In the Freebase application, compound values appear differently than other objects. Normally, when viewing a topic, you see only the display name (link) of linked objects or literal values, such as the director's name or the film's release date. However, if there is a link to a compound object, values within that object are shown instead of a display name. For the Film Performance example, instead of a display name, the actor name and the character name are shown instead.
To make a type a compound value, click on the checkbox next to "Compound Value Type" at the top of the Schema Editor page,
and then be sure to check the "display as disambiguator" box in each property that you would like to show in place of a display name when viewed from other objects.
Compound Values can also be used for basic system types that are used by many types. The Money Value type is a compound value that stores the currency type, the amount and a date the amount was valid.
Include properties that are likely to be covered
There is little technical cost to adding additional properties to a schema. If an instance of the type has no values for a particular property, no resources are consumed. That said, adding a property to a schema incurs another cost -- that of the attention of the people who are adding, querying and viewing data. When you add a property to a type, try to imagine how much it will actually be used. If you anticipate that the ultimate coverage will not be good (say, greater than 30% of all instances), then consider adding it to a co-type.For example, a member of the Dining domain might want to add an idiosyncratic property on the Restaurant type that records whether or not squeeze ketchup bottles are used in the restaurant. Although this may be very important for a small set of users, it's unlikely to be filled in for most restaurants. It would better be encoded in a private co-type like "Squeeze bottle friendly restaurant" and used by the narrow community.

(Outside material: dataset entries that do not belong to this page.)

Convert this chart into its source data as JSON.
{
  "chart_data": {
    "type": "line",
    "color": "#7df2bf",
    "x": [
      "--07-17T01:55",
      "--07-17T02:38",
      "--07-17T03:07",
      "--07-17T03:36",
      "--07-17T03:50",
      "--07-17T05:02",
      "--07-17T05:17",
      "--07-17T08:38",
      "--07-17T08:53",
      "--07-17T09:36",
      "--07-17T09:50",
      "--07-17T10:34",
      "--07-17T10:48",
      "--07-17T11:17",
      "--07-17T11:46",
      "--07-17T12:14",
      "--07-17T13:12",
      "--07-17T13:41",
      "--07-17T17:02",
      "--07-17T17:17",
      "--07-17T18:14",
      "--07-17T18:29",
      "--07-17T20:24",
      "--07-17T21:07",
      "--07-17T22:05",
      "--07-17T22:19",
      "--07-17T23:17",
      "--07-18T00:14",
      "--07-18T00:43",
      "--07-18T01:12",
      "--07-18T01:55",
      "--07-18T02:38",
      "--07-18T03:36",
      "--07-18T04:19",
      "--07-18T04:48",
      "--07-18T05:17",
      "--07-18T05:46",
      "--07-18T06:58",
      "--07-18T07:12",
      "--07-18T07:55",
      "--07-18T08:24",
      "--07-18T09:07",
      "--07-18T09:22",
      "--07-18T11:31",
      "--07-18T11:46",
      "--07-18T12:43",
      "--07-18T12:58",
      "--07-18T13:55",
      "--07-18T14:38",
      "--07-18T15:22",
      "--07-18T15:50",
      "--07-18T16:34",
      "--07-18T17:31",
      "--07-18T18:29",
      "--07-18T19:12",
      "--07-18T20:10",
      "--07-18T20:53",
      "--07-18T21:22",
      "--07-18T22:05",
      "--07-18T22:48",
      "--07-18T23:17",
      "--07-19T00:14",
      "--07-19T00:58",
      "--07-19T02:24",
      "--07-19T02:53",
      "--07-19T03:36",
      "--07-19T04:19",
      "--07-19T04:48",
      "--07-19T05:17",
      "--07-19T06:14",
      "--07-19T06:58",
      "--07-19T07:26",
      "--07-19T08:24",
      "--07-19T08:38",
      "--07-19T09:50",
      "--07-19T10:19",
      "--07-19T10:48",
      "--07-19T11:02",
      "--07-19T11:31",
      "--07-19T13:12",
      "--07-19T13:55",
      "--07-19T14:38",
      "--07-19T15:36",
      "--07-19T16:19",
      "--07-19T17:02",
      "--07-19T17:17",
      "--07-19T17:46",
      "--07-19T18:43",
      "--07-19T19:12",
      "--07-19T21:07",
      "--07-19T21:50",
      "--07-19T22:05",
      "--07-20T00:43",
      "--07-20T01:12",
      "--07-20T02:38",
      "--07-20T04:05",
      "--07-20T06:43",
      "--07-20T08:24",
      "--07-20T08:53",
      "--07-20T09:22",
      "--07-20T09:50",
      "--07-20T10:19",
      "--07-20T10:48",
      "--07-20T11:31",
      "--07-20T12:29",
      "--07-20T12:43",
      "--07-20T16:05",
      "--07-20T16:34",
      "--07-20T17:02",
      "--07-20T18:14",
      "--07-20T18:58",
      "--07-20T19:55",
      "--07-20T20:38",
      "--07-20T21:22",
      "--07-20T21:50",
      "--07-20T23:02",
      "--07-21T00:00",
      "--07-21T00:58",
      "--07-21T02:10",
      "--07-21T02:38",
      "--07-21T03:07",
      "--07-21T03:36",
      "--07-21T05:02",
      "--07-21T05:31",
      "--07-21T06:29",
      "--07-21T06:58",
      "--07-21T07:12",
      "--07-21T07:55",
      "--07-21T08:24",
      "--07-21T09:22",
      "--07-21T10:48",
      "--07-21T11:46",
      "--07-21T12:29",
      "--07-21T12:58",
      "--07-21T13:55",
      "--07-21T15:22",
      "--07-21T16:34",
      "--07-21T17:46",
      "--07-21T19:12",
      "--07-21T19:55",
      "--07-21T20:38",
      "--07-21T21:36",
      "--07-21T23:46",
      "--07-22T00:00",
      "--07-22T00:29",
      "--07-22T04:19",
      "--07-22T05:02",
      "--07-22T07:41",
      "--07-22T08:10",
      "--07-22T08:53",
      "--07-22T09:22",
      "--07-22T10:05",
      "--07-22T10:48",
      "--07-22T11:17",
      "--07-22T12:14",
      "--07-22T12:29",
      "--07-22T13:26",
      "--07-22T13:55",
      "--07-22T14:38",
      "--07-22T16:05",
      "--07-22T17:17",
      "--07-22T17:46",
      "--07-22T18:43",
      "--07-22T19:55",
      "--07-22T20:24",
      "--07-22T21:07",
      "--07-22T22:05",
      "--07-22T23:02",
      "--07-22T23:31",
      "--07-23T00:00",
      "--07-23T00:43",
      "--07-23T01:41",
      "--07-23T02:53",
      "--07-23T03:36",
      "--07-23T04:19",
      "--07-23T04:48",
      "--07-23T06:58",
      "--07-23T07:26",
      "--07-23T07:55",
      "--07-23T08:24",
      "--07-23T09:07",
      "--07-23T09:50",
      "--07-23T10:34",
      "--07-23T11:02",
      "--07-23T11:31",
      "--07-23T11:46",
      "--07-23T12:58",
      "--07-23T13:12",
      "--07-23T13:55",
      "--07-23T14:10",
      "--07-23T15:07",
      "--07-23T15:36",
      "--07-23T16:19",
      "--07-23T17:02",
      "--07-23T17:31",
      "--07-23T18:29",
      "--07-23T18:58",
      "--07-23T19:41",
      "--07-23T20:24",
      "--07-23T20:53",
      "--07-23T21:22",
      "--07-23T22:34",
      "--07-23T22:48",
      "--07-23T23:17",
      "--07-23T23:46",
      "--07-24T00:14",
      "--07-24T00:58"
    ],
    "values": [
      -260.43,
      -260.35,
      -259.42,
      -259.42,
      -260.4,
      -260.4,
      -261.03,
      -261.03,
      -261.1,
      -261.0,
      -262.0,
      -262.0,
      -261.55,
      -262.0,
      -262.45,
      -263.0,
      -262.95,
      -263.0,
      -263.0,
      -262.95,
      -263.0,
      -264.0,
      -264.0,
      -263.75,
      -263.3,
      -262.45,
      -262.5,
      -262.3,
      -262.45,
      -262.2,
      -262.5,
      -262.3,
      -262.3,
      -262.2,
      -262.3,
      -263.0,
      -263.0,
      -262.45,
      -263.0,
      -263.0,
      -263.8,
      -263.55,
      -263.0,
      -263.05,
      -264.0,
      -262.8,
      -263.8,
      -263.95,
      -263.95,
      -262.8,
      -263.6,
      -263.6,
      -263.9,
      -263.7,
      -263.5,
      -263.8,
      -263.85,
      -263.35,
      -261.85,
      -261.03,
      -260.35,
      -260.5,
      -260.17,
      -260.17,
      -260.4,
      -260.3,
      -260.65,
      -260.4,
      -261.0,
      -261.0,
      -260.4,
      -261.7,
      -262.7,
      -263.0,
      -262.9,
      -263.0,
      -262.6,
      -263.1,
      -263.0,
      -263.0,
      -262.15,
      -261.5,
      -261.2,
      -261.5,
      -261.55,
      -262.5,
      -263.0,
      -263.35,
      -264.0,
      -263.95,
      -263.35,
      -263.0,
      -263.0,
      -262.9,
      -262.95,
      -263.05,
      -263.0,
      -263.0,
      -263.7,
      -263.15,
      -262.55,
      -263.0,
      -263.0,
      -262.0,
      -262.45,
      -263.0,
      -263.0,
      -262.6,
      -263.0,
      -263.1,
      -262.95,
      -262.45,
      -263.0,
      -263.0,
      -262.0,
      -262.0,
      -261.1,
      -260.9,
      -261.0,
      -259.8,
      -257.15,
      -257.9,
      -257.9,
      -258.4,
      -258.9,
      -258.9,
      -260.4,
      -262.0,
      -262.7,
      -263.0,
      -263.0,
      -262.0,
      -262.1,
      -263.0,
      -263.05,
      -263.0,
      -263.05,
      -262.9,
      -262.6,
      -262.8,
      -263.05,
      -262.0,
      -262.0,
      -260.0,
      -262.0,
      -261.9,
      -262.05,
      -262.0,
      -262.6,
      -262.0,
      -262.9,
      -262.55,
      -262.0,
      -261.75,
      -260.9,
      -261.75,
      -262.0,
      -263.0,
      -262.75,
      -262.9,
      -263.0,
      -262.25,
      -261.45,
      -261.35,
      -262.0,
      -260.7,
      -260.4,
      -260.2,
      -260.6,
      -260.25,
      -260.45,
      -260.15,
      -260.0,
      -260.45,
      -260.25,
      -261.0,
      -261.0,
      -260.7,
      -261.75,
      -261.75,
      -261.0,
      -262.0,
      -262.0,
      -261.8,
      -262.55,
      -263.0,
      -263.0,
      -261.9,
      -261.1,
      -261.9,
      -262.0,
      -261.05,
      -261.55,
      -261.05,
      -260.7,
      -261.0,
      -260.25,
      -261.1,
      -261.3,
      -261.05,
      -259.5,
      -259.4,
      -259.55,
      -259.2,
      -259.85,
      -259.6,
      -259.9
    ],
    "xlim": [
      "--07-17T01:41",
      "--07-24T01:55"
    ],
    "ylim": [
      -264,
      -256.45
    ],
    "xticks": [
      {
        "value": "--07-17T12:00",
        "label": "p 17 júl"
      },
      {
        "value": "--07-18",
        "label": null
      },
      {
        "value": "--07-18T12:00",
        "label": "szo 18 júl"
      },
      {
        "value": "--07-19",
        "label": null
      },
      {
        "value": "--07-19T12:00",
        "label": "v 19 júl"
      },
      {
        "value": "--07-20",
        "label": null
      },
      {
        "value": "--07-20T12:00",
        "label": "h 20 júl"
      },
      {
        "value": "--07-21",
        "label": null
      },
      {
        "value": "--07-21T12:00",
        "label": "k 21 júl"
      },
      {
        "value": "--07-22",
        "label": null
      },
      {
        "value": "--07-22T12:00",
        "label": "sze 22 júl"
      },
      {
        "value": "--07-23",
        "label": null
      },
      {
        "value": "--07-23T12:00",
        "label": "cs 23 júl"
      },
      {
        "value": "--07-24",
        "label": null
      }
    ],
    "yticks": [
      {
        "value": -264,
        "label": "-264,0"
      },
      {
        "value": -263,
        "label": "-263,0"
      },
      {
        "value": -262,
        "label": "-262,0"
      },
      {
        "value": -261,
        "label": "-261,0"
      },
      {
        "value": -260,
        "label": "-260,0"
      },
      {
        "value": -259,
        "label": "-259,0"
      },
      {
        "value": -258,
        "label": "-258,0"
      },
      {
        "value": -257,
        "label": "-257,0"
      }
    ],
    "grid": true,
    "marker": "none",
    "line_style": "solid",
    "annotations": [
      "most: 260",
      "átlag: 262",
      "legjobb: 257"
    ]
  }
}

However, some properties can be conditional
Sometimes it makes sense to include properties that may be used by only a fraction of a type's instances. For instance, the US Political Office Held type in the Government domain includes several conditional properties only one of which is used for a particular instance:Without these optional properties, there would have to be three separate Political Office Held types for State, City and County. Worse, there would have to be three properties on "US Politician" pointing to each of these. Splitting these apart would make the data model more complex and make querying for a politician's history more difficult.
Data modeling is about these kinds of tradeoffs -- sometimes its better to slightly inconvenience a data contributor if it makes the data model easier to understand and query.